Young At Heart or Young Hearts?
Hundreds of teenagers and twenty somethings suddenly die across the US each year. Most people don’t know why.
Now you do – it’s often from arrhythmias.
Arrhythmias in young people are sometimes inborn. They develop rare conditions like Wolff-Parkinson-White, a sometimes fatal arrhythmia.
But most times nothing happens until there’s a precipitating event. Those precipitating events happen all the time.
That’s because young people experiment a lot.
They put together lots of stuff. Energy drinks with alcohol – so they don’t notice the sedation. Bath salts with stimulants meant for ADD. Tobacco plus PCP plus cocaine. Oxycontin and sleeping pills and alcohol – and then add energy drinks or stimulants to stay awake and keep the high going.
Or sometimes they just overwork their bodies in athletic practices and don’t replenish quickly enough with water and electrolytes.
These sudden deaths are often caused by arrhythmias. Open up the hearts on autopsy and they usually look fine.
No coronary artery disease to speak of. Nice looking muscle cells.
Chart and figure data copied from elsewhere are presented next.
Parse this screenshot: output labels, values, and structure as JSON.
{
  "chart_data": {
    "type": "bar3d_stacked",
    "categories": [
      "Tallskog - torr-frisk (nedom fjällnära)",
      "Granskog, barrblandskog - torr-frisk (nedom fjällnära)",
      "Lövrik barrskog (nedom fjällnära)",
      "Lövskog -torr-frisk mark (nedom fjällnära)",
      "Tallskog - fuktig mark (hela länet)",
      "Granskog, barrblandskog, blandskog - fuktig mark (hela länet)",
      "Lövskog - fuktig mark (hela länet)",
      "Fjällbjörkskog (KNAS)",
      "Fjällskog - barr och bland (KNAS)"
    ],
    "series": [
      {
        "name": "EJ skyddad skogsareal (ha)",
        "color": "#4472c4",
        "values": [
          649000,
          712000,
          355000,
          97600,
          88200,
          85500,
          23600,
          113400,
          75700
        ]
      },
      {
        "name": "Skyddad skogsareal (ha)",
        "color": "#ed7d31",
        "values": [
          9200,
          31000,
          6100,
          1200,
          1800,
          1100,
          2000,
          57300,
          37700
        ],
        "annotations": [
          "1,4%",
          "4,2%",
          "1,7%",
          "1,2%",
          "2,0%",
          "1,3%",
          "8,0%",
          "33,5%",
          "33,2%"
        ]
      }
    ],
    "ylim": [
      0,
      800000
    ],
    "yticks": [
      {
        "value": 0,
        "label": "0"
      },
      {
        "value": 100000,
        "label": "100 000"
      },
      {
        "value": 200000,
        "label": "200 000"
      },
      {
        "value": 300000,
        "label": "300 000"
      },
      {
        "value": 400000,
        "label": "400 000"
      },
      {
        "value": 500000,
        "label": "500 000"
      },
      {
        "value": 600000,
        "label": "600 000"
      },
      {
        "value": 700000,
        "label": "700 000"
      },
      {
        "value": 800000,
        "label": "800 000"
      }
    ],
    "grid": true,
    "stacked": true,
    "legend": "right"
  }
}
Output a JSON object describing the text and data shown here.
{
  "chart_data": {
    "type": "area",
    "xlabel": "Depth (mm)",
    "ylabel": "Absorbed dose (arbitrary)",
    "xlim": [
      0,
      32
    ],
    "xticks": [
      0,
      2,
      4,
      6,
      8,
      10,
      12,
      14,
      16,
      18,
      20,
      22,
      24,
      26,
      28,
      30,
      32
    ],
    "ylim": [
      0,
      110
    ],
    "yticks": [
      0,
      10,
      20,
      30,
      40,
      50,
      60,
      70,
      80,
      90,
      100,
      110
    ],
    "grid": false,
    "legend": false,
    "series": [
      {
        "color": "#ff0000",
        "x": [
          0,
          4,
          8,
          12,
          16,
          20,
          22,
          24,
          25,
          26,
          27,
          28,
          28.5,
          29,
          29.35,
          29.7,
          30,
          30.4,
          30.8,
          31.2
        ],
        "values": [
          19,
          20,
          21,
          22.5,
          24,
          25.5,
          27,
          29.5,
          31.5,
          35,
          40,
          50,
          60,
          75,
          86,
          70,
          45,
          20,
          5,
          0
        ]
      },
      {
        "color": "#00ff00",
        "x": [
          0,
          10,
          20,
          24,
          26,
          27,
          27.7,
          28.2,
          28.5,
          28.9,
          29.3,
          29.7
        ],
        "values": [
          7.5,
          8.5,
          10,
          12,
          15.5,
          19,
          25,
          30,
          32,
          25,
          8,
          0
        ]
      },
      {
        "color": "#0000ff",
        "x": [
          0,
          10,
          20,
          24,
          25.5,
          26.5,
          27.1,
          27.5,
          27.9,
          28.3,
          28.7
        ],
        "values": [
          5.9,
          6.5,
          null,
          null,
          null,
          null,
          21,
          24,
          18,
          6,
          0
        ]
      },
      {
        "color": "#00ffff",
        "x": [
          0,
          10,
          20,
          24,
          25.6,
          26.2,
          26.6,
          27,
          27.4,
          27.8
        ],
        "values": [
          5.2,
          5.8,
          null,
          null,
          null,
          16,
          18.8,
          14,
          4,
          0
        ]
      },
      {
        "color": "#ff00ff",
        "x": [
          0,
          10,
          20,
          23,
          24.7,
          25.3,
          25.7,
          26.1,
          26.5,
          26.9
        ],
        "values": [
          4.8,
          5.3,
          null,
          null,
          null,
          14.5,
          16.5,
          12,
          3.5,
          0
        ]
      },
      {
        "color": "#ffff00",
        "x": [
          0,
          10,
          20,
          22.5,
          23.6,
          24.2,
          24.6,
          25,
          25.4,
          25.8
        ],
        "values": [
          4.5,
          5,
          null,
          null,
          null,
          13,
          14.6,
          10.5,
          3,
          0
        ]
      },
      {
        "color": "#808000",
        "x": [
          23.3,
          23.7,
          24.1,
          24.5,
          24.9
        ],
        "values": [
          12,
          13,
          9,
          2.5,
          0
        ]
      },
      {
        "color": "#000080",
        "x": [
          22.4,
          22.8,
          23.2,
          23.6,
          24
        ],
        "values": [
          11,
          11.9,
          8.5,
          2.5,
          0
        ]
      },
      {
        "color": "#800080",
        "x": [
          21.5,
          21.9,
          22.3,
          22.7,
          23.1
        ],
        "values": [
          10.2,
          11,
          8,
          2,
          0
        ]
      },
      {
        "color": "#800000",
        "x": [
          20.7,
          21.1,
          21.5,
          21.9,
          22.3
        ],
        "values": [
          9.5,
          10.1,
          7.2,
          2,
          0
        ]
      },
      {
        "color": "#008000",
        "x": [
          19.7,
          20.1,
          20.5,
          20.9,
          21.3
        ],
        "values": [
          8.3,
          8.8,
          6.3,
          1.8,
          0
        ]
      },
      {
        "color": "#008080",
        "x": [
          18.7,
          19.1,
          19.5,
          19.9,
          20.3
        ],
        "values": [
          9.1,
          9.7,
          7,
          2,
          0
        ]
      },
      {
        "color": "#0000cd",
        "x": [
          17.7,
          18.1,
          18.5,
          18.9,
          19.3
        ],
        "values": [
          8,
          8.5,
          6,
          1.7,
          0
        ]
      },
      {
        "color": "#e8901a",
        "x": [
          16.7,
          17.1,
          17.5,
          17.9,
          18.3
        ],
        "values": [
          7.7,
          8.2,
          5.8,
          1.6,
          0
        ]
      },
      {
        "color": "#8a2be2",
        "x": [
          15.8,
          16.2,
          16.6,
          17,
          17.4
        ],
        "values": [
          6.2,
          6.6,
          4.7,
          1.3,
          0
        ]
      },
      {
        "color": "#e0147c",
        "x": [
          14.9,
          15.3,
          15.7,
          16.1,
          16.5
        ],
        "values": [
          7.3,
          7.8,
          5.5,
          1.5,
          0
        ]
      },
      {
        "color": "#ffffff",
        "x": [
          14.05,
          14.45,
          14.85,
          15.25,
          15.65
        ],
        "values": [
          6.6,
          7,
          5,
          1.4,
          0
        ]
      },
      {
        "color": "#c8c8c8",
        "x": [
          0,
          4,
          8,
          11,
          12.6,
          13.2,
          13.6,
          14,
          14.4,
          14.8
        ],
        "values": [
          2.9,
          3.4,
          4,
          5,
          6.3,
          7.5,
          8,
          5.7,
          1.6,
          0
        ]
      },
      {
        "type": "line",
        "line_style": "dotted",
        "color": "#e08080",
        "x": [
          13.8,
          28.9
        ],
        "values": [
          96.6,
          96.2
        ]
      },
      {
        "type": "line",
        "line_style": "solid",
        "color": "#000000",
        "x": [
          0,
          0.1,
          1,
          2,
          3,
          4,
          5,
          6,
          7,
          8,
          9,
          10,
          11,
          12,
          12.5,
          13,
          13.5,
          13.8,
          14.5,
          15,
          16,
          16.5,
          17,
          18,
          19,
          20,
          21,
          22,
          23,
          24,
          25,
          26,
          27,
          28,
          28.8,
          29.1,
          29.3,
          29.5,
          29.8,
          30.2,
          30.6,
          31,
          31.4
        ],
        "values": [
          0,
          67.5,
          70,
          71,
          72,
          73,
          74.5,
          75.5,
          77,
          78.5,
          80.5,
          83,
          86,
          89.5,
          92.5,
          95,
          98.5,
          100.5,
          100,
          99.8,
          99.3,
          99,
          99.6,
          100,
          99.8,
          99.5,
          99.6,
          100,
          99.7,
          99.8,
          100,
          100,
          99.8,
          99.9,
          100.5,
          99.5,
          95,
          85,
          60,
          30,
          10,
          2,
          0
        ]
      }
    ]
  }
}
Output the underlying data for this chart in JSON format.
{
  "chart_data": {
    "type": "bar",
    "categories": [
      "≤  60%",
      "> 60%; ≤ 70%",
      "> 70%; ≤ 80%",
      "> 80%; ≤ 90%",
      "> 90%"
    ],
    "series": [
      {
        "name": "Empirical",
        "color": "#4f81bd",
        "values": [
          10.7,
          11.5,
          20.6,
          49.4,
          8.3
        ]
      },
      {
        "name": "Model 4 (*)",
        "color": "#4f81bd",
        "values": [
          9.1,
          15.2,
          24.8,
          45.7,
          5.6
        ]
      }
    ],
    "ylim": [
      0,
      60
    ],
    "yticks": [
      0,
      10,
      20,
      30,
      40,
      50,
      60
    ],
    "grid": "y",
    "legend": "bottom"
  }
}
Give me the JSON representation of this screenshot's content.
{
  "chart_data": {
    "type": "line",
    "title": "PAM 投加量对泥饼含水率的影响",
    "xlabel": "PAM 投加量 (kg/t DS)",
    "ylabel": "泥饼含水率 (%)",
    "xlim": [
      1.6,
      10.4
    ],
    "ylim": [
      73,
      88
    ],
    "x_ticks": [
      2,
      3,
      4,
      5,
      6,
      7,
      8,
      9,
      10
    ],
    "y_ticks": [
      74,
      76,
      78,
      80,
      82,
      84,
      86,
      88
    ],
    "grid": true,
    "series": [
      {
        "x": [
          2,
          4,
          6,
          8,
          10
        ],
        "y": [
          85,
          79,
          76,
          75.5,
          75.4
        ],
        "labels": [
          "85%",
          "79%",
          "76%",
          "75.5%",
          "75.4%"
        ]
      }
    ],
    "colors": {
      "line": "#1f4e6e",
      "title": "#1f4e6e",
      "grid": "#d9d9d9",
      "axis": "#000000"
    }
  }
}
But the pacemaking cells did not work right. And all they needed were seconds of trouble to end it all.
Bottom Line
If you think of the heart as a pump, don’t just focus on anatomy – like coronary artery narrowing – but on physiology. Though the mechanism is often coronary artery disease, it’s frequently arrhythmias that kill people. It happens a lot in sudden deaths of young people.
And alcohol can cause those arrhythmias – or if you do things right, help prevent them.
If you drink, you want to drink at the right times and the right amounts.
Like most other information you give your body to regenerate properly – timing is key.